Brad Weiss is research director, client and project services, at Cincinnati-based MarketVision Research.

It’s been interesting being on the opposite side of the spectrum over the last year, after moving from the client to the vendor side with MarketVision Research. I recall working with research suppliers and pushing for more of “the story” or the “so what,” hanging up from a conference call frustrated and disappointed because strong recommendations were missing from a vendor’s report. Usually, after multiple rounds of edits and having to invest significant time sifting through 100-plus-page PowerPoint decks and data tables, I was able to create the story I felt comfortable sharing with my business partners. This wasn’t always the case, but more times than not it was the reality that I worked in.

That frustration and disappointment is what fuels my motivation to add an element of differentiation to the social media insights deliverables for my current employer. We power our platform in part with Netbase, a company that pulls in social media conversations from over 95 million different sources. Given my years of experience on the client side, I try to put myself in their situation and in most cases the client researcher is trying to influence either marketing, agency or sales executives with fresh perspectives on how to build the business with a more consumer/shopper-centric approach.

I’ve been exposed to social media analysis examples while working on both the client and the supplier side and – not surprisingly – haven’t been overly impressed by what I’ve seen. I’ve also attended conferences where the general client consensus is that researchers are “struggling to see the value” in the social media data analysis they’ve received to date from their suppliers. In nearly every case suppliers have missed the mark on delivering “a story” or the “so what” and my fear is that it’s doing an injustice for the capability across the industry.

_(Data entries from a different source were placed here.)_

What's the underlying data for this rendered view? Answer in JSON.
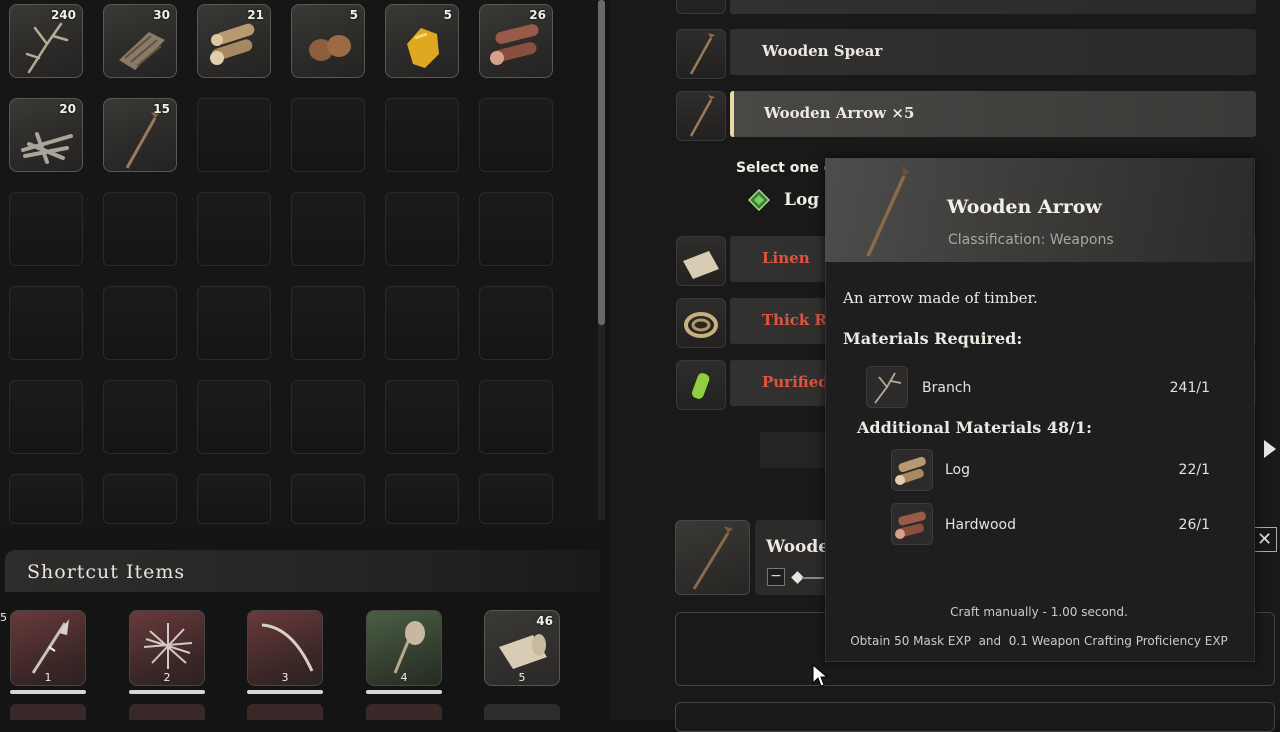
{
  "inventory": {
    "slots": [
      {
        "icon": "branch-icon",
        "count": "240"
      },
      {
        "icon": "bark-icon",
        "count": "30"
      },
      {
        "icon": "log-icon",
        "count": "21"
      },
      {
        "icon": "nut-icon",
        "count": "5"
      },
      {
        "icon": "resin-icon",
        "count": "5"
      },
      {
        "icon": "hardwood-icon",
        "count": "26"
      },
      {
        "icon": "sticks-bundle-icon",
        "count": "20"
      },
      {
        "icon": "wooden-spear-icon",
        "count": "15"
      }
    ]
  },
  "shortcut": {
    "title": "Shortcut Items",
    "partial_left_count": "5",
    "items": [
      {
        "icon": "spear-icon",
        "num": "1",
        "tint": "red"
      },
      {
        "icon": "twig-nest-icon",
        "num": "2",
        "tint": "red"
      },
      {
        "icon": "bow-icon",
        "num": "3",
        "tint": "red"
      },
      {
        "icon": "torch-icon",
        "num": "4",
        "tint": "green"
      },
      {
        "icon": "linen-roll-icon",
        "num": "5",
        "tint": "plain",
        "count": "46"
      }
    ]
  },
  "crafting": {
    "recipes": [
      {
        "label": "Wooden Spear"
      },
      {
        "label": "Wooden Arrow ×5"
      }
    ],
    "select_prompt": "Select one or",
    "selected_option": "Log",
    "materials_list": [
      {
        "label": "Linen"
      },
      {
        "label": "Thick Re"
      },
      {
        "label": "Purified"
      }
    ],
    "craft_name_partial": "Woode"
  },
  "tooltip": {
    "title": "Wooden Arrow",
    "classification": "Classification: Weapons",
    "description": "An arrow made of timber.",
    "materials_header": "Materials Required:",
    "materials": [
      {
        "name": "Branch",
        "amount": "241/1"
      }
    ],
    "additional_header": "Additional Materials 48/1:",
    "additional": [
      {
        "name": "Log",
        "amount": "22/1"
      },
      {
        "name": "Hardwood",
        "amount": "26/1"
      }
    ],
    "craft_time": "Craft manually - 1.00 second.",
    "rewards": "Obtain 50 Mask EXP  and  0.1 Weapon Crafting Proficiency EXP"
  },
  "colors": {
    "accent_red": "#e0543f",
    "selected_gold": "#e8d8a8",
    "option_green": "#6fbf5a"
  }
}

Listening in to how people are talking about brands, products, services and current events, etc., can offer rich insights. The goal we strive for is to actually make sense of what they are saying. In some cases it might be centered on various themes we’re seeing in the social media conversation. Or it can be as simple as leveraging a sound bite from a conversation as a source for inspiration for a new idea.

Take Starbucks, for example, a brand I am consistently listening in on, out of my own natural curiosity. I discovered a sound bite sourced from Twitter and it offers a glimpse of what a consumer wishes the future looked like: “If there are ice cream trucks in the summer, why can’t we have Starbucks trucks in the winter?”

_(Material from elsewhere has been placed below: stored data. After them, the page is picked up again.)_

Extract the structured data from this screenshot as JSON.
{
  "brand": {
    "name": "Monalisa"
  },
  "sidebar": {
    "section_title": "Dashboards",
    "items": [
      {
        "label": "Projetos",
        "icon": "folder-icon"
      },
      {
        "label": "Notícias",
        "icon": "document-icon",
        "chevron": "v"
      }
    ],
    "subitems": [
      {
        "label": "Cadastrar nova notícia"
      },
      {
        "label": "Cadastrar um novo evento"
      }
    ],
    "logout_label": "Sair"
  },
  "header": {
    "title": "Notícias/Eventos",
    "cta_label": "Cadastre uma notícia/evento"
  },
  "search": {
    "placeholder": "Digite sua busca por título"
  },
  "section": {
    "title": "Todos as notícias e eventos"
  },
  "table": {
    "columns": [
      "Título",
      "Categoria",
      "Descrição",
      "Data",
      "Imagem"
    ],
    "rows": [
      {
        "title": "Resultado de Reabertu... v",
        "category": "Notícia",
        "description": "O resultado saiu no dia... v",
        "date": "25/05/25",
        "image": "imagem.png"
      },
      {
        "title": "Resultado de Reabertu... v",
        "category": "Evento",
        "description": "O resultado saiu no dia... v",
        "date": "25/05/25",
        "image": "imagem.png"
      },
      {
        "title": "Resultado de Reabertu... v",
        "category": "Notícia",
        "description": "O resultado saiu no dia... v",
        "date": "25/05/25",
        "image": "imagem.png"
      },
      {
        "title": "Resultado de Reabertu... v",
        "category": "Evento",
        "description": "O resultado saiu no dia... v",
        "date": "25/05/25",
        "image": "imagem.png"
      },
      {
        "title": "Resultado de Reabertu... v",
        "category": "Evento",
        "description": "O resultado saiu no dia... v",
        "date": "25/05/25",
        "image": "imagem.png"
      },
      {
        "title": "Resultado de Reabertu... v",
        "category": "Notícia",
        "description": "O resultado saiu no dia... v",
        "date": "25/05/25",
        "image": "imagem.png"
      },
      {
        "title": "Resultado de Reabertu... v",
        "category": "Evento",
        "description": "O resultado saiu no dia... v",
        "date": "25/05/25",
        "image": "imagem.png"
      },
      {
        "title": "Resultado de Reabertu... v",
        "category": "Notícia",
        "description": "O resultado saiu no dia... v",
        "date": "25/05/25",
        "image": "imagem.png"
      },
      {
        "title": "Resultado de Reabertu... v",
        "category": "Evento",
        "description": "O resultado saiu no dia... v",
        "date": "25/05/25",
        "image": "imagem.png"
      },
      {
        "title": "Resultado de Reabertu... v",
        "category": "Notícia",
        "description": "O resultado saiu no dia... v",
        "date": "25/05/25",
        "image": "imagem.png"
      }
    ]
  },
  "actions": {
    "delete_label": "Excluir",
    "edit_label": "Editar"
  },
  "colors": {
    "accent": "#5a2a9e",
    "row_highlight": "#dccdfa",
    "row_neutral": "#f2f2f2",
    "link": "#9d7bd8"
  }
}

Now that is a novel idea, and one that really hit home for me personally. I work in a suburban office park, a few miles away from the nearest Starbucks; it’s inconvenient for me to take a 3-o’clock break to hop in the car to get my grande skinny vanilla latte fix. But fast-forward a year from now. I can imagine myself chatting with colleagues and saying, “I think I hear the Starbucks truck.” You’d most likely find many of us there in line, especially on a cold winter day.

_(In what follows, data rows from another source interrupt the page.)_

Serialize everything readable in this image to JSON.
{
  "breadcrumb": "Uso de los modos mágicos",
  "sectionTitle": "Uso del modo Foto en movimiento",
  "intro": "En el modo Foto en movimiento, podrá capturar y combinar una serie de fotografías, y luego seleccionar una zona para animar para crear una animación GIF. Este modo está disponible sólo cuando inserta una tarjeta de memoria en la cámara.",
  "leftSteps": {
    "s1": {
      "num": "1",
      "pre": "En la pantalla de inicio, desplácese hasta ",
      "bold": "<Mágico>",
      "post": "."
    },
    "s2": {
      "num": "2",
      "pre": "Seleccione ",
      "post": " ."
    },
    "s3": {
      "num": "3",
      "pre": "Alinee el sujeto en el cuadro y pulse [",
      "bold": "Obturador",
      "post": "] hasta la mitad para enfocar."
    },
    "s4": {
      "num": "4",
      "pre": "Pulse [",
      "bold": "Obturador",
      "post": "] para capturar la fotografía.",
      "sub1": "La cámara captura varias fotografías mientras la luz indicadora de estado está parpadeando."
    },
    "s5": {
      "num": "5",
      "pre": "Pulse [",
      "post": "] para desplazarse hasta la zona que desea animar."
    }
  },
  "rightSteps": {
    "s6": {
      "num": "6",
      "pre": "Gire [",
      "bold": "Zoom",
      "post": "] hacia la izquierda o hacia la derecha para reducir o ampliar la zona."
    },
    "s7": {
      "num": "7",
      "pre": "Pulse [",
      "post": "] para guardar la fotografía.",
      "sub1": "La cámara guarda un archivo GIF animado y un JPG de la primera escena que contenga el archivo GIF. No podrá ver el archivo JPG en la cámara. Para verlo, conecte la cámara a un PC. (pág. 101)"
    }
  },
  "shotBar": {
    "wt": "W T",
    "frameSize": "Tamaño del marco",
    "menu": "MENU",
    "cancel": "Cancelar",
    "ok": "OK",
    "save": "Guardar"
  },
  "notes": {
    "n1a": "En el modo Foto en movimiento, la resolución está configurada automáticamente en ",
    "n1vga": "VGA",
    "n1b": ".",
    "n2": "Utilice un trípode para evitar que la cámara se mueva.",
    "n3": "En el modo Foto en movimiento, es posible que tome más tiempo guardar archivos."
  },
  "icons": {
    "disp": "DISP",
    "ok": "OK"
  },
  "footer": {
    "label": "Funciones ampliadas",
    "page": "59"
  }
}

Admittedly, those kinds of idea-sparking nuggets aren’t always easy to find in the rubble of social media output. But when you do come across one, it drives home the value of expending the effort in the first place.

I have to thank Kim Dedeker, former P&G global consumer insights leader, for inspiring me to harness the power of active listening to drive bigger, better, more relevant ideas. I recall a quote she shared during a consumer insights symposium: “The 20th century was the era of the shouting brand. The 21st century will be the era of the listening brand.”

There is so much power in listening to social media chatter, making sense of it and telling the client a story in an easily digestible manner, with the “so what” called out in the form of ideas that they can go off and execute against. That’s a recipe for successful research, no matter which side of the equation you’re on.